ECC errors: is my RAM bad? - Linux
This is a discussion on ECC errors: is my RAM bad? - Linux ; I powered up my Alphastation 500/266 after it had been off for
several months. Now, during fsck, I get lots of errors like this
(many per second):
CIA machine check: vector=0x630 pc=0xfffffc00004913e8 code=0x86
machine check type: correctable ECC error (retryable)
...
-
ECC errors: is my RAM bad?
I powered up my Alphastation 500/266 after it had been off for
several months. Now, during fsck, I get lots of errors like this
(many per second):
CIA machine check: vector=0x630 pc=0xfffffc00004913e8 code=0x86
machine check type: correctable ECC error (retryable)
pc = [] ra = [] ps = 0000 Not tainted
v0 = 0000000000000038 t0 = 0000000000000000 t1 = bfffd2e500000000
t2 = 0000000000000000 t3 = 0000000000000030 t4 = 0000000000000020
t5 = 00000001200c6c78 t6 = fffffc00168d9fc8 t7 = fffffc001fbf4000
a0 = fffffc001fbf7eb8 a1 = 000000000007c0a4 a2 = 0000000000000000
a3 = 0000000000002000 a4 = 00000001200c4cb0 a5 = 000000011ffffa80
t8 = 0000000000008000 t9 = 0000020000170e58 t10= 0000000000000008
t11= 0000000000000001 pv = fffffc00004912e0 at = fffffc000034c834
gp = fffffc0000547458 sp = fffffc001fbf7e08
Does this mean the RAM has gone bad? What is the failing address?
The memory configuration is:
Memory Size = 512Mb
Bank Size/Sets Base Addr Speed
------ ---------- --------- -----
00 256Mb/2 000000000 Fast
01 256Mb/2 010000000 Fast
This machine has SRM V7.2-2 (Apr 4 2000 17:17:43). I tried the
"memory" command, which should run "memtest" with the appropriate
arguments, but it just fails with "Invalid group selection".
Are there any NVRAM variables that could cause ECC errors?

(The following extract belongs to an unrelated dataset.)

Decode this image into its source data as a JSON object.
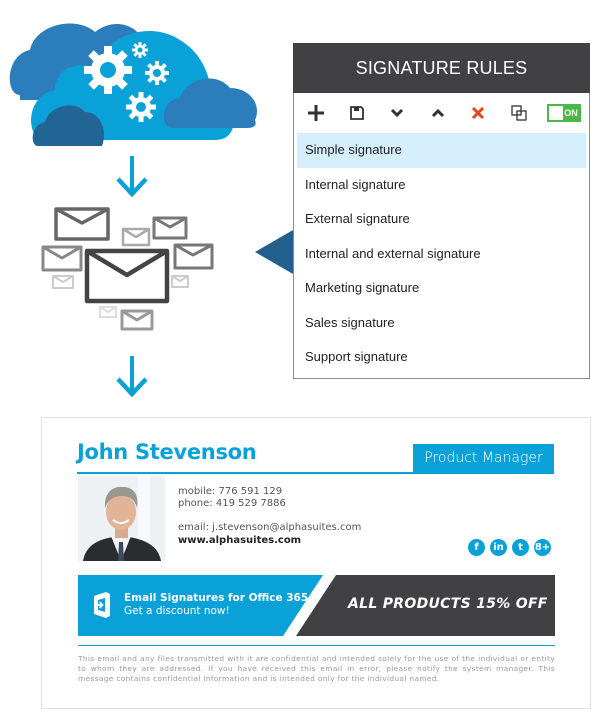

I am using Debian GNU/Linux, kernel-image-2.4.21-5-generic.
-
Re: ECC errors: is my RAM bad?
Kalle Olavi Niemitalo writes:
> I powered up my Alphastation 500/266 after it had been off for
> several months.
I forgot to mention I also moved it to a different room, where it
now lies flat on the desk. In the previous room, it had been
standing on its right side (where there are no ventilation holes)
in a tower orientation of sorts. I suppose this change might
have loosened a contact, or something.
Anyway, I now rebooted Linux with mem=256M, and there are no ECC
errors so far. Which makes me suspect the flaw is in the second
bank.
-
Re: ECC errors: is my RAM bad?
Kalle Olavi Niemitalo writes:
> I powered up my Alphastation 500/266 after it had been off for
> several months. Now, during fsck, I get lots of errors like this
> (many per second):
>
> CIA machine check: vector=0x630 pc=0xfffffc00004913e8 code=0x86
> machine check type: correctable ECC error (retryable)
> pc = [] ra = [] ps = 0000 Not tainted
> v0 = 0000000000000038 t0 = 0000000000000000 t1 = bfffd2e500000000
> t2 = 0000000000000000 t3 = 0000000000000030 t4 = 0000000000000020
> t5 = 00000001200c6c78 t6 = fffffc00168d9fc8 t7 = fffffc001fbf4000
> a0 = fffffc001fbf7eb8 a1 = 000000000007c0a4 a2 = 0000000000000000
> a3 = 0000000000002000 a4 = 00000001200c4cb0 a5 = 000000011ffffa80
> t8 = 0000000000008000 t9 = 0000020000170e58 t10= 0000000000000008
> t11= 0000000000000001 pv = fffffc00004912e0 at = fffffc000034c834
> gp = fffffc0000547458 sp = fffffc001fbf7e08
>
> Does this mean the RAM has gone bad?
Most likely. It did when I got it, at least.
> What is the failing address?
Impossible to tell from that information.
--
Måns Rullgård
mru@kth.se
-
Re: ECC errors: is my RAM bad?
Kalle Olavi Niemitalo writes:
> Kalle Olavi Niemitalo writes:
>
>> I powered up my Alphastation 500/266 after it had been off for
>> several months.
>
> I forgot to mention I also moved it to a different room, where it
> now lies flat on the desk. In the previous room, it had been
> standing on its right side (where there are no ventilation holes)
> in a tower orientation of sorts. I suppose this change might
> have loosened a contact, or something.
Take the memory out, then put it back, just to be sure there isn't a
loose connection.
> Anyway, I now rebooted Linux with mem=256M, and there are no ECC
> errors so far. Which makes me suspect the flaw is in the second
> bank.
That seems reasonable to me.
--
Måns Rullgård
mru@kth.se
-
Re: ECC errors: is my RAM bad?
mru@kth.se (Måns Rullgård) writes:
> Take the memory out, then put it back, just to be sure there isn't a
> loose connection.
No effect. :-(
-
Re: ECC errors: is my RAM bad?
Kalle Olavi Niemitalo writes:
> mru@kth.se (Måns Rullgård) writes:
>
>> Take the memory out, then put it back, just to be sure there isn't a
>> loose connection.
>
> No effect. :-(
Then you'll just have to swap it out.
--
Måns Rullgård
mru@kth.se
-
Re: ECC errors: is my RAM bad?
mru@kth.se (Måns Rullgård) writes:
> Kalle Olavi Niemitalo writes:
>> What is the failing address?
>
> Impossible to tell from that information.
There were no other messages in /var/log/kern.log nor on the
console, between the messages that I already posted.
How can I tell Linux to display the address?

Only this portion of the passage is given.